Benefitting from Rubrics A carefully designed rubric can offer a number of benefits to instructors.
The instructor can use this feedback to inform instruction, such as speeding up or slowing the pace of a lecture or explicitly addressing areas of confusion.
How familiar are students with important names, events, and places in history that they will need to know as background in order to understand the lectures and readings e. How are students applying knowledge and skills learned in this class to their own lives e.
To what extent are students aware of the steps they go through in solving problems and how well can they explain their problem-solving steps e. How and how well are students using a learning approach that is new to them e.
Using Specific Types of CATs Minute Paper Pose one to two questions in which students identify the most significant things they have learned from a given lecture, discussion, or assignment. Give students one to two minutes to write a response on an index card or paper.
Collect their responses and look them over quickly.
Their answers can help you to determine if they are successfully identifying what you view as most important. Muddiest Point This is similar to the Minute Paper but focuses on areas of confusion.
Problem Recognition Tasks Identify a set of problems that can be solved most effectively by only one of a few methods that you are teaching in the class.
Ask students to identify by name which methods best fit which problems without actually solving the problems. This task works best when only one method can be used for each problem.
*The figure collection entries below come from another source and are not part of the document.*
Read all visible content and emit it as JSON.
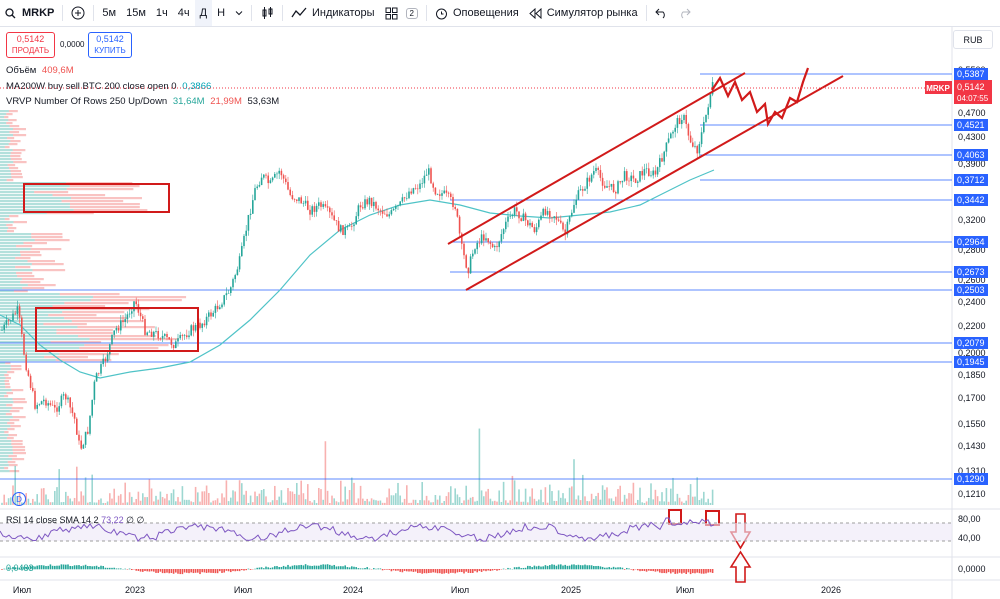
{
  "toolbar": {
    "symbol": "MRKP",
    "intervals": [
      "5м",
      "15м",
      "1ч",
      "4ч",
      "Д",
      "Н"
    ],
    "indicators": "Индикаторы",
    "layout_count": "2",
    "alerts": "Оповещения",
    "replay": "Симулятор рынка"
  },
  "trade": {
    "sell_price": "0,5142",
    "sell_label": "ПРОДАТЬ",
    "spread": "0,0000",
    "buy_price": "0,5142",
    "buy_label": "КУПИТЬ"
  },
  "legend": {
    "volume_label": "Объём",
    "volume_value": "409,6M",
    "ma_label": "MA200W buy sell BTC 200 close open 0",
    "ma_value": "0,3866",
    "vrvp_label": "VRVP Number Of Rows 250 Up/Down",
    "vrvp_up": "31,64M",
    "vrvp_down": "21,99M",
    "vrvp_total": "53,63M"
  },
  "currency": "RUB",
  "price_axis": {
    "ticks": [
      "0,5500",
      "0,4700",
      "0,4300",
      "0,3900",
      "0,3200",
      "0,2800",
      "0,2600",
      "0,2400",
      "0,2200",
      "0,2000",
      "0,1850",
      "0,1700",
      "0,1550",
      "0,1430",
      "0,1310",
      "0,1210"
    ],
    "levels": [
      "0,5387",
      "0,4521",
      "0,4063",
      "0,3712",
      "0,3442",
      "0,2964",
      "0,2673",
      "0,2503",
      "0,2079",
      "0,1945",
      "0,1290"
    ],
    "last_symbol": "MRKP",
    "last_price": "0,5142",
    "countdown": "04:07:55"
  },
  "rsi": {
    "label": "RSI 14 close SMA 14 2",
    "value": "73,22",
    "na1": "∅",
    "na2": "∅",
    "ticks": [
      "80,00",
      "40,00"
    ]
  },
  "macd": {
    "value": "0,0483",
    "tick": "0,0000"
  },
  "time_axis": [
    "Июл",
    "2023",
    "Июл",
    "2024",
    "Июл",
    "2025",
    "Июл",
    "2026"
  ],
  "colors": {
    "up": "#26a69a",
    "down": "#ef5350",
    "ma": "#4fc3c7",
    "level": "#2962ff",
    "annotation": "#d11a1a",
    "rsi": "#7e57c2"
  }
}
Documented Problem Solutions Choose one to three problems and ask students to write down all of the steps they would take in solving them with an explanation of each step. Consider using this method as an assessment of problem-solving skills at the beginning of the course or as a regular part of the assigned homework.
Directed Paraphrasing Select an important theory, concept, or argument that students have studied in some depth and identify a real audience to whom your students should be able to explain this material in their own words e.
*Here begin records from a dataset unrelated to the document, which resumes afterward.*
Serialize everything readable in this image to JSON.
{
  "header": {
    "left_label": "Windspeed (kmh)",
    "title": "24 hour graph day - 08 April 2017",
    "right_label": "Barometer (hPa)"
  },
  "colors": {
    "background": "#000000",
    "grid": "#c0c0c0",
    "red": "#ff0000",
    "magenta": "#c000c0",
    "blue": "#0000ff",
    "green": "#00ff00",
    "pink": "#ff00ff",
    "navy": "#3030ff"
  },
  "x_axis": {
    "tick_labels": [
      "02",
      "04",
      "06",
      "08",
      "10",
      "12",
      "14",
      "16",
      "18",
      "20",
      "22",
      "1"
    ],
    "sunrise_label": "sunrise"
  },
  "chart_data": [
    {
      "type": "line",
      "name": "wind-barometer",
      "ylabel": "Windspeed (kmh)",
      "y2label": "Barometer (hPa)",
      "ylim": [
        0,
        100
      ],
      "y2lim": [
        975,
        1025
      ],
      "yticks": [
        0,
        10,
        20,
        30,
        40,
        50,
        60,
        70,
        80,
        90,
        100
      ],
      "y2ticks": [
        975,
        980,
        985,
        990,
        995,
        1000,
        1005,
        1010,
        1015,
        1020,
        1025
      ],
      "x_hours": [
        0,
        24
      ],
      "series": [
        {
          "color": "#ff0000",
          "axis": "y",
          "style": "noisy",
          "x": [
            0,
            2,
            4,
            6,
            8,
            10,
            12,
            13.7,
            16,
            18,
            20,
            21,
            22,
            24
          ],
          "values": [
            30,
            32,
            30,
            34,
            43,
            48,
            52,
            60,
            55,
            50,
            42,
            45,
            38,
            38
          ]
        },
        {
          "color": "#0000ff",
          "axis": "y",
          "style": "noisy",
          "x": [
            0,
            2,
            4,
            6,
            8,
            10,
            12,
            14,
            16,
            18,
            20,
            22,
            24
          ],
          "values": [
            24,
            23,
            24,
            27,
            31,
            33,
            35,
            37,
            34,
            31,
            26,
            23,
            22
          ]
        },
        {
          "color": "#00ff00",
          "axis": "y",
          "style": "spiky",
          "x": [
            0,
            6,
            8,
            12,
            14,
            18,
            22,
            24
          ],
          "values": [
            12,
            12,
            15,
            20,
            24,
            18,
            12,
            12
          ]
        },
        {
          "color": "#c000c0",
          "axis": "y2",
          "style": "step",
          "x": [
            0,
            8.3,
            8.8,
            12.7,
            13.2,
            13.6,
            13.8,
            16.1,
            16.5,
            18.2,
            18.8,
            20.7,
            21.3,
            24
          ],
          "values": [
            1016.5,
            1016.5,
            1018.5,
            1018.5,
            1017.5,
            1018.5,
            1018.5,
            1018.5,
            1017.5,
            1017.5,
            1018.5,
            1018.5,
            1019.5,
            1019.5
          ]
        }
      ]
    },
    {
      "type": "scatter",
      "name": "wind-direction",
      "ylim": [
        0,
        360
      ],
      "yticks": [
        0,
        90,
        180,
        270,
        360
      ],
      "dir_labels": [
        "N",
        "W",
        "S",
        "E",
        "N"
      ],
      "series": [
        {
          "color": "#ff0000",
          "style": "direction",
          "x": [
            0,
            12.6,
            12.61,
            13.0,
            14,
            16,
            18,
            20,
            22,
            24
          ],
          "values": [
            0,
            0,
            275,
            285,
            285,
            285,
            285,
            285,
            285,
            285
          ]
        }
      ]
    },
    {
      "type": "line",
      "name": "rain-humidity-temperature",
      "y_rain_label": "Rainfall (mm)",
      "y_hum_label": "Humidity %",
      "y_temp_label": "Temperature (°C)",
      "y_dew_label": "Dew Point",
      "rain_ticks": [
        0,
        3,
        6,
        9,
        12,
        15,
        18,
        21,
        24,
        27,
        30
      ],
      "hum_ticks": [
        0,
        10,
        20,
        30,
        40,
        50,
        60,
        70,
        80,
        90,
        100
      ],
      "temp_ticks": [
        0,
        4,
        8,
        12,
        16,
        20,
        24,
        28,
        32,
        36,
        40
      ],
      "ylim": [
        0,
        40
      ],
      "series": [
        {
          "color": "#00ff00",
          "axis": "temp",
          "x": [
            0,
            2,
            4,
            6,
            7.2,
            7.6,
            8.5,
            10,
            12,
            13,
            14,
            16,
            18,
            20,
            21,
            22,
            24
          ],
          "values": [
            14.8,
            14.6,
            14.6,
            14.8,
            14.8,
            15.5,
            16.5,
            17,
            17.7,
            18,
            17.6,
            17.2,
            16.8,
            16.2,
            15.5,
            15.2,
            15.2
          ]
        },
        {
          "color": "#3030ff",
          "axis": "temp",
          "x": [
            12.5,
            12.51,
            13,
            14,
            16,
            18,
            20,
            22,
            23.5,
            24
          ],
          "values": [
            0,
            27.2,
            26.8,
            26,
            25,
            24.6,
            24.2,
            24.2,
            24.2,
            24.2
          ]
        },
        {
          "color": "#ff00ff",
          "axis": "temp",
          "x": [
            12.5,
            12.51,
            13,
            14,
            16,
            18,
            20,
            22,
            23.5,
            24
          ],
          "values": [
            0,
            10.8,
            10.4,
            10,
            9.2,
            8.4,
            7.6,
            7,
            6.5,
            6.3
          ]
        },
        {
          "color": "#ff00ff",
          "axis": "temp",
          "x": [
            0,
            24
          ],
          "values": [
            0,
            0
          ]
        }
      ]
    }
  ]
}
Provide guidelines about the length and purpose of the paraphrased explanation. Applications Cards Identify a concept or principle your students are studying and ask students to come up with one to three applications of the principle from everyday experience, current news events, or their knowledge of particular organizations or systems discussed in the course.
Student-Generated Test Questions A week or two prior to an exam, begin to write general guidelines about the kinds of questions you plan to ask on the exam.
Share those guidelines with your students and ask them to write and answer one to two questions like those they expect to see on the exam.
Below are some strategies that you can use to do this. Complete the assessment task yourself or ask a colleague to do it to be sure that it is doable in the time you will allot for it. From Angelo, Thomas A.
A Handbook for College Teachers.The original VALUE initiative in involved teams of faculty and other educational professionals to develop 16 VALUE rubrics for the LEAP Essential Learning Outcomes. Each rubric was developed from the most frequently identified characteristics or criteria of learning for each of the 16 learning outcomes.
Drafts of each rubric were then tested by faculty with their own students’. (group presented accurate & relevant information, appeared knowledgeable about the case studies assigned and the topic discussed, offered strategies for dealing with the problems identified in the case .
In our case, we are going to take a hospital as the source of rubric grading. This will act as the main source. Thus assigned a task to diagnose a condition given brief description and the results of a patient in the hospital, a grading rubric is provided to assist in assessing of the patient.
DEBATE GRADING RUBRIC. On the right side of the rubric, please write the number representing what you think was the performance level of the debate team in question for each criterion below. Using Classroom Assessment Techniques.
Classroom Assessment Techniques (CATs) are a set of specific activities that instructors can use to quickly gauge students’ comprehension. How to Create and Use Rubrics for Formative Assessment and Grading. by Susan M. Brookhart. Table of Contents. Chapter 1.
What Are Rubrics and Why Are They Important? The word rubric comes from the Latin word for red.
and this was the case for each class. Self-reflection.